Arianna Scommegna è un'attrice milanese che nel 1996 si diploma alla Civica Scuola d'Arte Drammatica "Paolo Grassi" e fonda, insieme ad un gruppo di compagni di accademia, la compagnia Atir. Sotto la guida della regista Serena Sinigaglia la compagnia cresce e trova casa, otto anni fa, nel Teatro Ringhiera, nella periferia sud di Milano. È vincitrice di diversi premi, tra cui il Premio Critica nel 2010, conferitole dall'Associazione Nazionale dei critici di teatro. La incontro a Genova in occasione di un paio di repliche di La Molli (29-30 marzo Teatro Altrove), monologo che risale a qualche anno fa con la regia di Gabriele Vacis, ispirato al monologo di Molly Bloom dell'Ulisse di Joyce. Come il flusso di coscienza che regola il pensiero di Molly nel romanzo così come nella messinscena, Arianna risponde d'un fiato e con generosità alle mie domande.

Nel libro appena uscito Le buone pratiche del teatro (edito da Franco Angeli), Mimma Gallina e Oliviero Ponte di Pino riflettono, tra le altre cose, sui difetti del teatro italiano, tra cui spiccano il maschilismo e la gerontocrazia. Cosa ne pensi? Che tipo di esperienze hai avuto in proposito?

Penso che sia verissima la riflessione che fanno Oliviero e Mimma. Io non ho ancora lavorato, a parte la mia realtà del Teatro Ringhiera, in un teatro dove il direttore fosse una donna. Credo che questo sia lo specchio di una società ammuffita, non solo nel teatro. Il teatro riflette quello che accade nella società, negli ospedali, nelle scuole, nei ministeri, nelle aziende.
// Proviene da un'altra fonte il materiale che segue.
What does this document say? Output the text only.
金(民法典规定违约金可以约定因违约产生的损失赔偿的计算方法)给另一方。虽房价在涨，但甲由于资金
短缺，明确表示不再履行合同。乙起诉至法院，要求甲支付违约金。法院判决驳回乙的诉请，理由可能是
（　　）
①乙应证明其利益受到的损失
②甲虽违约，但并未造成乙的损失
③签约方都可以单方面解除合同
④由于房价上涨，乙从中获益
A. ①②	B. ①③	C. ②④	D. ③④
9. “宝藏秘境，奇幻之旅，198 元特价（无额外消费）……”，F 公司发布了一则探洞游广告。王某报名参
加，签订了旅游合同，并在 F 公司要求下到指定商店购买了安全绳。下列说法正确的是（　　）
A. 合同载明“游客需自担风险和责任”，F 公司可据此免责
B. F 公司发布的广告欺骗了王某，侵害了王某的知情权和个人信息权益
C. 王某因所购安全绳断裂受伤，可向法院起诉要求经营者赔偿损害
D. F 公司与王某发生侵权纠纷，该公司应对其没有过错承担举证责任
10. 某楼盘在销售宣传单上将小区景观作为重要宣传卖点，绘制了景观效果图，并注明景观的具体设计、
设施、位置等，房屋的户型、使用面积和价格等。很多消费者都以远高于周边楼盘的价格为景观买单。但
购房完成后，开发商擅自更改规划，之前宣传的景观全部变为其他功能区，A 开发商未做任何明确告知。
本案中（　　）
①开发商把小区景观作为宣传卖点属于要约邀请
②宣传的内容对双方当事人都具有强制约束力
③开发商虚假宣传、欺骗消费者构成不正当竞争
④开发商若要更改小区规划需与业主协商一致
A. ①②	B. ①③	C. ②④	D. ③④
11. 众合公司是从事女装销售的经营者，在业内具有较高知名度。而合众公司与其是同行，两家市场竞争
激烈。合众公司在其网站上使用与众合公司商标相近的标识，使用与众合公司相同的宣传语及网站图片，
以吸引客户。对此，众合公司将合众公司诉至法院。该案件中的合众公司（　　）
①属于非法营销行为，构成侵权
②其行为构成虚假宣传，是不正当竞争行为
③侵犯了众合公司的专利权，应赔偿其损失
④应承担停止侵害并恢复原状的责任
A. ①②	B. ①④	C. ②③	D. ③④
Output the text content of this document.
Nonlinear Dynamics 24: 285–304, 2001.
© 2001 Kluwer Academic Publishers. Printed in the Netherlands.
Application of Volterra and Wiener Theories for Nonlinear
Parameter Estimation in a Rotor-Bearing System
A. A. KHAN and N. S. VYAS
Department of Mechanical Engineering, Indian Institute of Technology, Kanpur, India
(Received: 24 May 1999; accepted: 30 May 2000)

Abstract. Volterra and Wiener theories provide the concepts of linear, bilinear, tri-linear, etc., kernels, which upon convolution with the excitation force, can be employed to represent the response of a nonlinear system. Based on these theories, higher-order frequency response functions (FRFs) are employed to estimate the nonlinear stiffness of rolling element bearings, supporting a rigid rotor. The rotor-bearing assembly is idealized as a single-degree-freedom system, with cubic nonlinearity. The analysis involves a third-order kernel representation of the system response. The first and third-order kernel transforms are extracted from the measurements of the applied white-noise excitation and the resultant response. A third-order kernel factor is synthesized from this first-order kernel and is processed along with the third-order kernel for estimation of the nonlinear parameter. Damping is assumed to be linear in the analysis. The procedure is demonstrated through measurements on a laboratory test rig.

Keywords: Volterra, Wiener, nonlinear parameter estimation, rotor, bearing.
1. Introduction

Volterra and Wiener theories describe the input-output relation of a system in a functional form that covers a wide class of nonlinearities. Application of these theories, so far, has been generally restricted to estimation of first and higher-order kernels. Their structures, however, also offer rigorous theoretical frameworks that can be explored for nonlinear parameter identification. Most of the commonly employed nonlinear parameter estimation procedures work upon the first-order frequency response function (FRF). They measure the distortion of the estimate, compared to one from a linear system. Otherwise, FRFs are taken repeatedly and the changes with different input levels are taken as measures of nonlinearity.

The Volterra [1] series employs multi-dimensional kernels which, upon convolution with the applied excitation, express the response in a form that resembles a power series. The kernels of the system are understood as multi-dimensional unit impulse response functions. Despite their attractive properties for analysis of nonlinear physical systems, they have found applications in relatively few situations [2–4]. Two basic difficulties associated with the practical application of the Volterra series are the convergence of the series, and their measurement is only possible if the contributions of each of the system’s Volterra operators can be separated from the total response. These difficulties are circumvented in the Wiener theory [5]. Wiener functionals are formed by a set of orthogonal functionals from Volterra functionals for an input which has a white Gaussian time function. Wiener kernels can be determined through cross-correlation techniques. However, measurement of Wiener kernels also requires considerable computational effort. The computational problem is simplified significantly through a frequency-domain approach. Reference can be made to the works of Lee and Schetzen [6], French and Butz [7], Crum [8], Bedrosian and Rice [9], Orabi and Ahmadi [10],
Il nostro é un paese vecchio e stantio, che ha favorito la crescita del pensiero clientelare e mafioso. Maschilismo e gerontocrazia significano immobilità, e l'immobilità permette di mantenere lo stato delle cose, assicura il potere sempre nelle mani delle stesse persone o dei loro figli. Rompere questa catena significa intraprendere una lotta contro titani. Io e la mia compagnia in questi vent'anni abbiamo cercato di costruire una realtà alternativa che fatichiamo tantissimo a tenere in vita. Abbiamo ottenuto anche dei finanziamenti e questo è stato un bell'incoraggiamento, ma la strada è lentissima, e a nostra volta non siamo più giovani. Sono quelli che oggi hanno venti anni meno di noi ad avere bisogno di spazio perché rappresentano di più l'epoca che si sta vivendo... è un gatto che si morde la coda. In questo senso la fondazione Cariplo, in Lombardia, ha fatto molto perché ha deciso di stanziare una parte di fondi per la cultura, investendo nei giovani e nelle realtà in via di sviluppo. Noi siamo riusciti ad ottenere un finanziamento triennale da investire nella "buona gestione", ovvero nella parte tecnica e organizzativa dell'associazione. Un'altra buona notizia è che il comune di Milano ci ha tolto l'affitto del teatro, riconoscendo alla compagnia il valore sociale che svolge per la comunità cittadina.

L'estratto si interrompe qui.